O texto abaixo é um pouco longo,
mas vale muito a pena dar uma olhada. Nele podemos ter noção de como é
importante para o país investir mais em pesquisa; em estar atento ao futuro, já
que toda reserva mineral é finita e precisaremos sempre buscar novas fontes; em
desenvolver seu poder marítimo, tanto de nossa esquadra de guerra, quanto de
sua Marinha Mercante, e esta última não se resume ao comércio e transporte de
cargas, mas também à exploração e pesquisa do fundo oceânico.
Não podemos mais estar na esteira
dos países “tradicionalmente” mais desenvolvidos, e precisamos nós mesmos
adentrar este seleto grupo de potências e preservar nosso futuro.

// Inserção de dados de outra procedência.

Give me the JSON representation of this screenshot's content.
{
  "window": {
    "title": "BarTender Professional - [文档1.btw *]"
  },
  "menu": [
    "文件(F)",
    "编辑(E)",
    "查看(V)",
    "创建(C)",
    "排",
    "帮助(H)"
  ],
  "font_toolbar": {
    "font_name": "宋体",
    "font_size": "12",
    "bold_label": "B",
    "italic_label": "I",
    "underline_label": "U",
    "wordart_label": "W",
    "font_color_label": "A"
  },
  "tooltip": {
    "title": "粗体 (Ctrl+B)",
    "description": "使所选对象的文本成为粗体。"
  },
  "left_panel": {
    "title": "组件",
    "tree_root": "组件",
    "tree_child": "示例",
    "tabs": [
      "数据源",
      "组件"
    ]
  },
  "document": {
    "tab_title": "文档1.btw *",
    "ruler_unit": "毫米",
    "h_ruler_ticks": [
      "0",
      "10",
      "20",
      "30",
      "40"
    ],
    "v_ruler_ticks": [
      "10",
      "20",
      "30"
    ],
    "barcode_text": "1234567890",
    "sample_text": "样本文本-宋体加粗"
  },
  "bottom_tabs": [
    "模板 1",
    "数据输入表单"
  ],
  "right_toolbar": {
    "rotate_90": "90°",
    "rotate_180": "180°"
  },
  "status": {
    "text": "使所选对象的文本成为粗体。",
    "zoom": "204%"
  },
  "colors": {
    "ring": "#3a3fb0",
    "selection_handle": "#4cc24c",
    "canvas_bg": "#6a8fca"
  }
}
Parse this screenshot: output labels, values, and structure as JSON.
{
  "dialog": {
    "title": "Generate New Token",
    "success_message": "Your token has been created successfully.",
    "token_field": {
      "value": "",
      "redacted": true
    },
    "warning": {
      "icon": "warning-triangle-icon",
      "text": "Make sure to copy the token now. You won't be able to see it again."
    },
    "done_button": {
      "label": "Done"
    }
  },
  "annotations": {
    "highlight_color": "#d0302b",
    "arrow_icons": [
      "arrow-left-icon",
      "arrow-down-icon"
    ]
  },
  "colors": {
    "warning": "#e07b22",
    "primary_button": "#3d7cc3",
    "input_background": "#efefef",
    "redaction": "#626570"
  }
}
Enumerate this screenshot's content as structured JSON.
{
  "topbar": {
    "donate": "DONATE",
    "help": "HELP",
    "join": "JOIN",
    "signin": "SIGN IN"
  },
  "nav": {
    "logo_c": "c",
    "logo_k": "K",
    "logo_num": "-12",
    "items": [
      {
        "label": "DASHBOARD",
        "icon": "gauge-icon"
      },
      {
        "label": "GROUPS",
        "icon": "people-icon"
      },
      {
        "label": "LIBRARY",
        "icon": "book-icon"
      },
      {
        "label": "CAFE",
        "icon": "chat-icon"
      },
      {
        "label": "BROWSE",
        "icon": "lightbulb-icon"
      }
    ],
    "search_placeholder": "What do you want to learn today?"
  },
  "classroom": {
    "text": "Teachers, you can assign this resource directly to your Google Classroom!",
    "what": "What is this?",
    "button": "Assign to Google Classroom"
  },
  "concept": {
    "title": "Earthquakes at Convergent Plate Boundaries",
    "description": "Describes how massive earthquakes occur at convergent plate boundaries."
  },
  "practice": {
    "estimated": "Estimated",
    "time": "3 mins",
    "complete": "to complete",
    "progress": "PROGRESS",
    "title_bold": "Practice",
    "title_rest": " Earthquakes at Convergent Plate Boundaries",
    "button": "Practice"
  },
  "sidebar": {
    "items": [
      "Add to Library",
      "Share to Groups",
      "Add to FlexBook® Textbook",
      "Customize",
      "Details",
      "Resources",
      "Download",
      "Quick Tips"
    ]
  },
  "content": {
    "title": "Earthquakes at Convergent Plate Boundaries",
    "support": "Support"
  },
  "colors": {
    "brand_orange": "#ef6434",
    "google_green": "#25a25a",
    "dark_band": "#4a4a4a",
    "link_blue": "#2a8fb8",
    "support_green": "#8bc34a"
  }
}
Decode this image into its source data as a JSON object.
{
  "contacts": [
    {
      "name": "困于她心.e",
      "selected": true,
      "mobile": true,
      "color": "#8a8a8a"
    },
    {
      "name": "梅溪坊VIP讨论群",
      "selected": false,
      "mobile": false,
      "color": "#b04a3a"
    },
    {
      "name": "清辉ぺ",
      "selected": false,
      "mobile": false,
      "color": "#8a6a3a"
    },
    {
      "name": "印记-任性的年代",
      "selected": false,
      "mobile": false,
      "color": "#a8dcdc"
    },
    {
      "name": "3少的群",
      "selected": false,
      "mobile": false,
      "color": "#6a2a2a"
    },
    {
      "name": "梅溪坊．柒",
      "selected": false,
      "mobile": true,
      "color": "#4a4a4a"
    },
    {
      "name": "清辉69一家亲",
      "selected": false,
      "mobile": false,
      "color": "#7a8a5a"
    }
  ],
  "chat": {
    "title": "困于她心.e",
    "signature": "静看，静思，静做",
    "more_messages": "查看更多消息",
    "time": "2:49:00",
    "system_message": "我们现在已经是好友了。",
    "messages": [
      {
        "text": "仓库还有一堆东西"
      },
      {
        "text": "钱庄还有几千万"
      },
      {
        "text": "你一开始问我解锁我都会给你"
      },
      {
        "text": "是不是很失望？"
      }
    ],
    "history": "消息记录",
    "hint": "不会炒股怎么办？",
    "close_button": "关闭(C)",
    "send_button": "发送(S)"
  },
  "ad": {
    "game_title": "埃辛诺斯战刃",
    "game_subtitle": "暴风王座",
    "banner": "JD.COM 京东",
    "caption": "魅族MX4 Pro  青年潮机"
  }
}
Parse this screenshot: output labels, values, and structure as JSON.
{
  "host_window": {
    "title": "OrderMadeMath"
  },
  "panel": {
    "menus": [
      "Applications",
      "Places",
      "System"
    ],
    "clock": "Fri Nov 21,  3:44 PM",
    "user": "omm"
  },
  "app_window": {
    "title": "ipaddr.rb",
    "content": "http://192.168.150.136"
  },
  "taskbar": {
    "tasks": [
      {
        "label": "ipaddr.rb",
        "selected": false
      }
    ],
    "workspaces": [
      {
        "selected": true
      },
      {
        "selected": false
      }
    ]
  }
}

Valor Econômico – Artigo – 07/07/2014
Este mar é meu
Houve um tempo, há 200 milhões de
anos, em que toda a terra do mundo era uma só. Lentamente, como todas as
grandes mudanças geológicas que ocorrem no planeta, essa enorme massa foi se
dividindo. As imensas fraturas originaram a América do Sul, África, Austrália, Antártica
e Índia. Passaram-se outros muitos milhões de anos, América e África se
separaram e, entre elas, surgiu o Oceano Atlântico. Esse mar, que ninguém sabia
onde e se iria terminar, amedrontou e seduziu civilizações. Até que destemidos
navegadores, entre os séculos XV e XVII, singraram essas águas. Depois de
meses, viajando a bordo de precárias embarcações, encontraram aquele pedaço de
terra que, havia milênios, se desprendera da África. Era um continente, a
América. Na época, os países se envolveram em uma verdadeira corrida marítima
para alcançar o território rico em ouro, pedras preciosas, outros minerais e
recursos naturais.
Nas últimas décadas, uma nova
competição nos oceanos se desencadeia entre as nações. Dessa vez, pelas
riquezas de outra terra - aquela que está no fundo do mar. Nessa corrida, o
Brasil poderá, ainda neste ano, desfraldar sua primeira bandeira em águas
internacionais além do limite das 200 milhas náuticas (370 km). A partir desta
sexta-feira, os integrantes da International Seabed Authority (ISA) - em
português denominada de Autoridade Internacional dos Fundos Marinhos (Isba) -
se reúnem em Kingston, na Jamaica, e dirão se aceitam o plano de trabalho para
exploração e pesquisa de uma área do Atlântico Sul conhecida como Elevação do
Rio Grande.
Se a permissão for concedida, o
governo brasileiro ganha, por um período de 15 anos, o direito de pesquisar o
potencial do território. Ele está a 1,5 mil quilômetros de distância da costa e
recebeu o nome de elevação porque está a, aproximadamente, mil metros da
superfície, numa região onde o oceano alcança quatro mil metros de
profundidade. Nele já foi constatada a existência de cobalto, níquel, cobre e
manganês e outros metais: zircônio, tântalo, telúrio, tungstênio, nióbio,
tório, bismuto, platina, cério, európio, molibdênio e lítio essenciais para a
indústria de alta tecnologia. Cientificamente, eles são chamados de nódulos
polimetálicos.
Em outra etapa, o país poderá
explorar e até extrair esse minério. "Além do caráter estratégico, a iniciativa
brasileira permitirá o desenvolvimento de recursos humanos e desenvolvimento
tecnológico", explica o diretor de Geologia e Recursos Minerais da
Companhia de Pesquisa de Recursos Minerais (CPRM), um órgão governamental.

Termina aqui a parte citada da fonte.